Triciribine (TCN) is a tricyclic nucleoside that inhibits human immunodeficiency virus type 1 (HIV-1) replication by a unique mechanism not involving the inhibition of enzymes directly involved in viral replication. This activity requires the phosphorylation of TCN to its 5' monophosphate by intracellular adenosine kinase. New testing with a panel of HIV and simian immunodeficiency virus isolates, including low-passage-number clinical isolates and selected subgroups of HIV-1, multidrug resistant HIV-1, and HIV-2, has demonstrated that TCN has broad antiretroviral activity. It was active in cell lines chronically infected with HIV-1 in which the provirus was integrated into chromosomal DNA, thereby indicating that TCN inhibits a late process in virus replication. The selection of TCN-resistant HIV-1 isolates resulted in up to a 750-fold increase in the level of resistance to the drug. DNA sequence analysis of highly resistant isolate HIV-1(H10) found five point mutations in the HIV-1 gene nef, resulting in five different amino acid changes. DNA sequencing of the other TCN-resistant isolates identified at least one and up to three of the same mutations observed in isolate HIV-1(H10). Transfer of the mutations from TCN-resistant isolate HIV-1(H10) to wild-type virus and subsequent viral growth experiments with increasing concentrations of TCN demonstrated resistance to the drug. We conclude that TCN is a late-phase inhibitor of HIV-1 replication and that mutations in nef are necessary and sufficient for TCN resistance.

FIG. 1.

Structure of TCN.

FIG. 2.

TCN does not affect virion infectivity. H9 cells chronically infected with HIV-1_SK-1 were treated with the indicated concentrations of TCN. Following 3 days of incubation, virus replication was assayed by determination of supernatant RT and p24 expression. The supernatants were normalized for their p24 contents, and virus was assayed for infectivity by titration on HeLa-CD4-LTR-ß-Gal cells.

FIG. 3.

Mutations in nef are sufficient for TCN resistance.
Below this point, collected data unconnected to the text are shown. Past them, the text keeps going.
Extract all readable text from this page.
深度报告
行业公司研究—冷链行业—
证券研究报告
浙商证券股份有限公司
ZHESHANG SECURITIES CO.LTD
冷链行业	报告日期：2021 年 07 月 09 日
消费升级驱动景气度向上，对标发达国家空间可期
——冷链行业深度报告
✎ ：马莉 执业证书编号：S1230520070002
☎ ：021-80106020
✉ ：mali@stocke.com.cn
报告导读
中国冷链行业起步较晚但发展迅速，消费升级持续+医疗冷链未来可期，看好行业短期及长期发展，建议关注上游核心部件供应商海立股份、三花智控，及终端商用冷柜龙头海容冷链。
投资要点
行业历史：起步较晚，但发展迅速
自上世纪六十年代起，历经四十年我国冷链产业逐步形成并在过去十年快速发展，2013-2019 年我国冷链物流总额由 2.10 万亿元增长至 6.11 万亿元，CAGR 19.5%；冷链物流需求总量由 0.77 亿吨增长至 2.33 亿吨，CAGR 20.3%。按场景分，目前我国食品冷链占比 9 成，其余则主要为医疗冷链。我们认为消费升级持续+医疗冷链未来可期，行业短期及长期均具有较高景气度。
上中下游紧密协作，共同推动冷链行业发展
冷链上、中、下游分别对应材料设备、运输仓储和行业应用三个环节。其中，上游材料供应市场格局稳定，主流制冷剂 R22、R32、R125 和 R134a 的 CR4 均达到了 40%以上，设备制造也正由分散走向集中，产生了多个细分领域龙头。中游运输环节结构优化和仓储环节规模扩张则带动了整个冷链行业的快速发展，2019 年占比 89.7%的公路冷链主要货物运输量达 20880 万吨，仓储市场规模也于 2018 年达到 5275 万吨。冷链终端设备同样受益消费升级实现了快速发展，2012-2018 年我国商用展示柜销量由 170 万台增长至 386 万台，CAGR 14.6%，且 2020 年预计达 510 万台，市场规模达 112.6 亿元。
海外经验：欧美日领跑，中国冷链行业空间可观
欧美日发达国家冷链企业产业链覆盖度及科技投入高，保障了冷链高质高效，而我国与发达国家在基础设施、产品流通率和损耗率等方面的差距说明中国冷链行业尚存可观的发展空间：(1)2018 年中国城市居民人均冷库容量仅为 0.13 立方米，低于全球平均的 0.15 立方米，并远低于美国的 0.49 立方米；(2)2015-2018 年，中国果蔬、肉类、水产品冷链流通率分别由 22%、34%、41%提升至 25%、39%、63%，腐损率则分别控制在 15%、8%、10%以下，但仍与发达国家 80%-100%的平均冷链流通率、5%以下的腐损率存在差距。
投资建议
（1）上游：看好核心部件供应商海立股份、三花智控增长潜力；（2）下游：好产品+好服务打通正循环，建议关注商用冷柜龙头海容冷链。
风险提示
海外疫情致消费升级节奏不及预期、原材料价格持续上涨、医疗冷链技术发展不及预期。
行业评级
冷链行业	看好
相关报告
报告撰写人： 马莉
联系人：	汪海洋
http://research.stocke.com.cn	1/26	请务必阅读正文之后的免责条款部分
A portion of the HIV-1_H10 genome containing the mutations in nef was transferred to HIV-1_pNL4-3. Wild-type virus (HIV-1_IIIB and HIV-1_pNL4-3), TCN-resistant virus (HIV-1_H10), and virus engineered to have a nef mutation (HIV-1_pTAK-1) were incubated with increasing concentrations of TCN; and viral growth was assessed via determination of the supernatant reverse transcriptase activity. The data are the averages of triplicate assays for all drug concentrations.